Why Some Asthma Patients Should Be Evaluated for Aneurysm Risk
October 5th, 2016
BOSTON – Recent asthma activity significantly raises the risk of abdominal aortic aneurysm rupture and sudden death in patients 50 and older, according to recent research.
Authors of the study, published recently in Arteriosclerosis, Thrombosis and Vascular Biology, urged evaluation of asthma patients, especially if they are male, for signs of the dangerous condition.
"Older patients, especially men, with a recent asthma diagnosis should be checked for signs of aortic aneurysm," urged lead author Guo-Ping Shi, DSc, biochemist at Brigham and Women's Hospital and Harvard Medical School. "In addition, patients with a diagnosed aneurysm who later develop asthma should also be monitored for changes in the size and strength of the aorta."

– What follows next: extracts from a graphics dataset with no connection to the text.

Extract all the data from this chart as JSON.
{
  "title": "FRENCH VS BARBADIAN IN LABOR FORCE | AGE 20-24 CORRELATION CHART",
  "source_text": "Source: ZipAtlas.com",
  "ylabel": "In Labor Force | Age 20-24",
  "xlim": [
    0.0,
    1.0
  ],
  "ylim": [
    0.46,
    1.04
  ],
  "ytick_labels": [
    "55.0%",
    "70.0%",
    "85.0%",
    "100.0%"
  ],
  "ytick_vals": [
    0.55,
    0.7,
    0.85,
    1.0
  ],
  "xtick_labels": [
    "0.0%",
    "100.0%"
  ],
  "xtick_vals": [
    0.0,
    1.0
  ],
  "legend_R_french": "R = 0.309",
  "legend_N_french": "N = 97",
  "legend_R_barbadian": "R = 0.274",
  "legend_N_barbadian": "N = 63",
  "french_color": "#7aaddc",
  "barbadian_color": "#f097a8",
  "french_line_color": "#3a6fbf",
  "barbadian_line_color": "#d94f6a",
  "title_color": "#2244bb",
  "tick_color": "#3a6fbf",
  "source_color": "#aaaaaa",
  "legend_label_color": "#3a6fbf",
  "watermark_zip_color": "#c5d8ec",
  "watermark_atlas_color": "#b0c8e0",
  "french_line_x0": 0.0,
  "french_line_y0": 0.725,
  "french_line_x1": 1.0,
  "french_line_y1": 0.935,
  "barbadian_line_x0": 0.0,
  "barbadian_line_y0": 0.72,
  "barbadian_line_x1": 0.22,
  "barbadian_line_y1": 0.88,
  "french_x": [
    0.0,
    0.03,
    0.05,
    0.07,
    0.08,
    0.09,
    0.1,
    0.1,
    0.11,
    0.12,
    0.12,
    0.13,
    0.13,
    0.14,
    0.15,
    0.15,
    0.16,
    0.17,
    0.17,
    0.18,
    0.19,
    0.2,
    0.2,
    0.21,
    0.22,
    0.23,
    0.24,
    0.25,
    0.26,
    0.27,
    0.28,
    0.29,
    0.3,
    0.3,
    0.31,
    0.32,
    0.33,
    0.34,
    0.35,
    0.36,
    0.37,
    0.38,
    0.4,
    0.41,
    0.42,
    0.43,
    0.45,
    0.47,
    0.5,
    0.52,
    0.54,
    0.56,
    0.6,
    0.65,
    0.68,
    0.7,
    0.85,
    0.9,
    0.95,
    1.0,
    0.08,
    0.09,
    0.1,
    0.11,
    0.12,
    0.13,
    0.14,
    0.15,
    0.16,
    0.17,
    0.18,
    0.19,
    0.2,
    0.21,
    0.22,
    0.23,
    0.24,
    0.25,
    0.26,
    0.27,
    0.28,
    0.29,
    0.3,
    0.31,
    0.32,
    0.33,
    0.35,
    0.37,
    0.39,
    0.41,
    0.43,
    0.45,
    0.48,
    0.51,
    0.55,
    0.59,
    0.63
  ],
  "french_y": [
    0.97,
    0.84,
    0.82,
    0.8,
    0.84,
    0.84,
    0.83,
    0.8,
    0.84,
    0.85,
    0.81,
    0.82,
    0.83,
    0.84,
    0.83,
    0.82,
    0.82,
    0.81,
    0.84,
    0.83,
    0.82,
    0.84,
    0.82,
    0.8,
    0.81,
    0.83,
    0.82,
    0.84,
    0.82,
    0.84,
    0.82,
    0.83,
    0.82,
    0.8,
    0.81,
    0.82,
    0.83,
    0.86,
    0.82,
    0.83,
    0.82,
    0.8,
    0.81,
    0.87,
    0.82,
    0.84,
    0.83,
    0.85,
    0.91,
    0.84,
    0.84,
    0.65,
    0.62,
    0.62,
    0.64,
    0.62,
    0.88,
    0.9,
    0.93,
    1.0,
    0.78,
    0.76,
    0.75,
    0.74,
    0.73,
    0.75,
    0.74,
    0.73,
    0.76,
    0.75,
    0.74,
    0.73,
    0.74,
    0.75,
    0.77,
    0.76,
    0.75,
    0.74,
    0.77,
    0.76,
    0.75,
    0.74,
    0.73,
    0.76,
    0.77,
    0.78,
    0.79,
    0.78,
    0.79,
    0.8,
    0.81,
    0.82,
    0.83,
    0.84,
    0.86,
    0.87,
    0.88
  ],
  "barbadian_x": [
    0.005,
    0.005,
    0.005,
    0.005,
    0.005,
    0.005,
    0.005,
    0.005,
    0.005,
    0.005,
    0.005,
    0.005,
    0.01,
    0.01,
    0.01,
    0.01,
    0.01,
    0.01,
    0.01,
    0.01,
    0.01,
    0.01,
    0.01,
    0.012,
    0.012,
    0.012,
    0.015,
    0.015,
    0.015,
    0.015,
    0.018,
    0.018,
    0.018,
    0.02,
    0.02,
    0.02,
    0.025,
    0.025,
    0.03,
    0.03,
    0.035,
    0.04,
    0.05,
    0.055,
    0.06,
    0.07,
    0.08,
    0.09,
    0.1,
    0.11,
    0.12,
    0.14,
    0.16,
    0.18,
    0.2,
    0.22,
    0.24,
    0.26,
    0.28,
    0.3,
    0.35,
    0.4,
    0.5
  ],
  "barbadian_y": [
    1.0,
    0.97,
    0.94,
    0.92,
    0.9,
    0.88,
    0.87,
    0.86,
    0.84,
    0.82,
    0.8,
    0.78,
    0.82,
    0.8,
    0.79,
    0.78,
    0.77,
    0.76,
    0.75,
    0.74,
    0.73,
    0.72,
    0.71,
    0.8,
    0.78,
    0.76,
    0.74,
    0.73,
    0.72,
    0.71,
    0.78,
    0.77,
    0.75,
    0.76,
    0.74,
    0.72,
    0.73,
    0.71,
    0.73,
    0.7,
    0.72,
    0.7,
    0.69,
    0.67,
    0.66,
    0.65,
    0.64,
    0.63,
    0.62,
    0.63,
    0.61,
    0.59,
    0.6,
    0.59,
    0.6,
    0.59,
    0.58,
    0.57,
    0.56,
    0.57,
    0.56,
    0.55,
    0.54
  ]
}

The research team earlier conducted an animal study, finding that mice with allergic asthma developed twice as large aortic aneurysms as the controls. Then, the study group examined thousands of medical records from two studies in Denmark – one with 15,942 abdominal aortic aneurysm patients age 50 and older and the other from a study of 18,749 men age 65 to 74 with and without abdominal aortic aneurysms – to evaluate trends in humans.
Results revealed that patients with abdominal aortic aneurysm who had diagnosed asthma within the past year had more than a 50% greater risk of ruptured aneurysms than those without asthma. Those diagnosed with asthma within the past six months, meanwhile, were twice as likely as non-asthmatics to experience aortic aneurysm rupture.
In addition, patients with recorded uses of anti-asthmatic medication within the last six months showed nearly 40% greater risk for ruptured aortic aneurysms than those not reporting such treatments. Specifically, those with recent inhaler medication use had about a 45% greater risk of having abdominal aortic aneurysm than others.
Study authors posited that inflammation could play a role in the connection, noting, “These findings document and furnish novel links between airway disease and AAA, two common diseases that share inflammatory aspects.”
"IgE is one of the main players," Shi added in an American Heart Association press release. "Our study suggests that asthmatic patients have higher levels of IgE, which can activate many cells, including inflammatory cells and vascular cells that promote aneurysm and cause aortic rupture."